Le specie maggiormente colpite sono quelle che cacciano volando a bassa quota oppure si spostano con voli bassi e rettilinei, quindi, nell’ordine indicato da tutti gli studi più recenti, Civetta, Barbagianni e Gufo comune. A seguire tutti gli altri. Meno frequenti gli incidenti con specie più forestali come Allocco e Assiolo. Tra le cause principali, sempre secondo i numerosi studi effettuati anche in Italia, la scarsità di vegetazione a bordo strada (che costringerebbe gli uccelli a sostare prima di attraversare, o ad alzare la quota di volo), le strade veloci costruite sopra il livello del piano di campagna e, ovviamente, l’incremento esponenziale del traffico stradale e della velocità dei mezzi.

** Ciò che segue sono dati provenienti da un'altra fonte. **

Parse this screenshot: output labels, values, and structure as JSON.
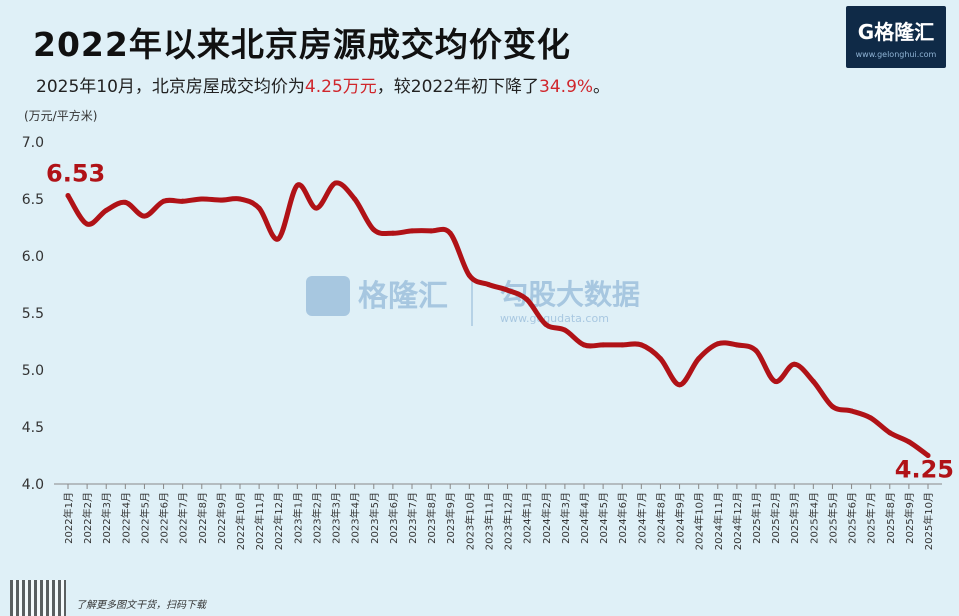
{
  "header": {
    "title": "2022年以来北京房源成交均价变化",
    "subtitle_pre": "2025年10月，北京房屋成交均价为",
    "subtitle_price": "4.25万元",
    "subtitle_mid": "，较2022年初下降了",
    "subtitle_pct": "34.9%",
    "subtitle_post": "。"
  },
  "logo": {
    "brand": "G格隆汇",
    "url": "www.gelonghui.com"
  },
  "watermark": {
    "brand1": "格隆汇",
    "brand2": "勾股大数据",
    "url2": "www.gogudata.com"
  },
  "footer": {
    "note": "了解更多图文干货，扫码下载"
  },
  "colors": {
    "background": "#dff0f7",
    "line": "#b01217",
    "highlight": "#d0262c"
  },
  "chart_data": {
    "type": "line",
    "title": "2022年以来北京房源成交均价变化",
    "ylabel": "(万元/平方米)",
    "xlabel": "",
    "ylim": [
      4.0,
      7.0
    ],
    "yticks": [
      "4.0",
      "4.5",
      "5.0",
      "5.5",
      "6.0",
      "6.5",
      "7.0"
    ],
    "grid": false,
    "categories": [
      "2022年1月",
      "2022年2月",
      "2022年3月",
      "2022年4月",
      "2022年5月",
      "2022年6月",
      "2022年7月",
      "2022年8月",
      "2022年9月",
      "2022年10月",
      "2022年11月",
      "2022年12月",
      "2023年1月",
      "2023年2月",
      "2023年3月",
      "2023年4月",
      "2023年5月",
      "2023年6月",
      "2023年7月",
      "2023年8月",
      "2023年9月",
      "2023年10月",
      "2023年11月",
      "2023年12月",
      "2024年1月",
      "2024年2月",
      "2024年3月",
      "2024年4月",
      "2024年5月",
      "2024年6月",
      "2024年7月",
      "2024年8月",
      "2024年9月",
      "2024年10月",
      "2024年11月",
      "2024年12月",
      "2025年1月",
      "2025年2月",
      "2025年3月",
      "2025年4月",
      "2025年5月",
      "2025年6月",
      "2025年7月",
      "2025年8月",
      "2025年9月",
      "2025年10月"
    ],
    "series": [
      {
        "values": [
          6.53,
          6.28,
          6.4,
          6.47,
          6.35,
          6.48,
          6.48,
          6.5,
          6.49,
          6.5,
          6.42,
          6.15,
          6.62,
          6.42,
          6.64,
          6.5,
          6.23,
          6.2,
          6.22,
          6.22,
          6.2,
          5.83,
          5.75,
          5.7,
          5.62,
          5.4,
          5.35,
          5.22,
          5.22,
          5.22,
          5.22,
          5.1,
          4.87,
          5.1,
          5.23,
          5.22,
          5.17,
          4.9,
          5.05,
          4.9,
          4.68,
          4.64,
          4.58,
          4.45,
          4.37,
          4.25
        ]
      }
    ],
    "annotations": [
      {
        "category": "2022年1月",
        "text": "6.53"
      },
      {
        "category": "2025年10月",
        "text": "4.25"
      }
    ]
  }
}
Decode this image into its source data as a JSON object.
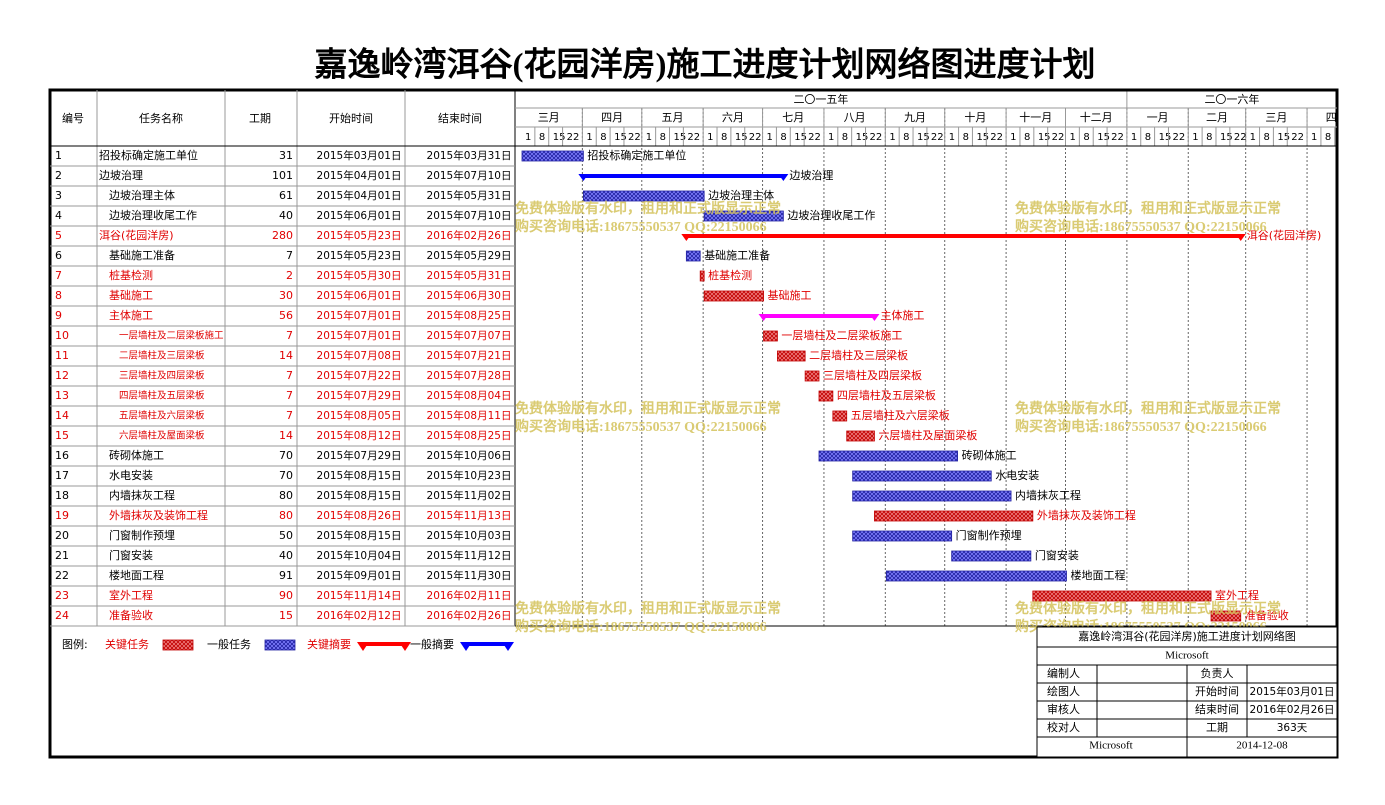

Se per la rete autostradale questo fenomeno triste e deleterio è purtroppo “normale”, sulle strade dell’Elba è veramente difficile da accettare. Le nostre strade sono piene di curve, salite, strettoie, buche. I rettilinei sono davvero pochi. Il caso dell’Assiolo al Volterraio è veramente sintomatico! A quale velocità doveva andare l’auto che lo ha travolto per non riuscire ad evitarlo, ammesso che il conducente ci abbia provato? Che fretta aveva chi probabilmente a malapena si è accorto di spengere una vita preziosa, un piccolo migratore, un alleato inconsapevole proprio dell’essere umano e delle sue attività? Quanti secondi avrà mai guadagnato accelerando su quel rettilineo? E cosa se n’è fatto, di quei secondi?
Tutto ciò non dovrebbe essere triste solo per chi si occupa di conservazione o dello studio della fauna selvatica, anche perché gli squilibri generati dall’uomo alla fine su di esso ricadono e la storia recente avrebbe dovuto insegnarcelo. Invece continuiamo ad accelerare, tutti concentrati sui numeri del contachilometri o del conto corrente, fino a passare sopra agli altri, alla qualità della nostra vita e, prima o poi, anche al nostro futuro.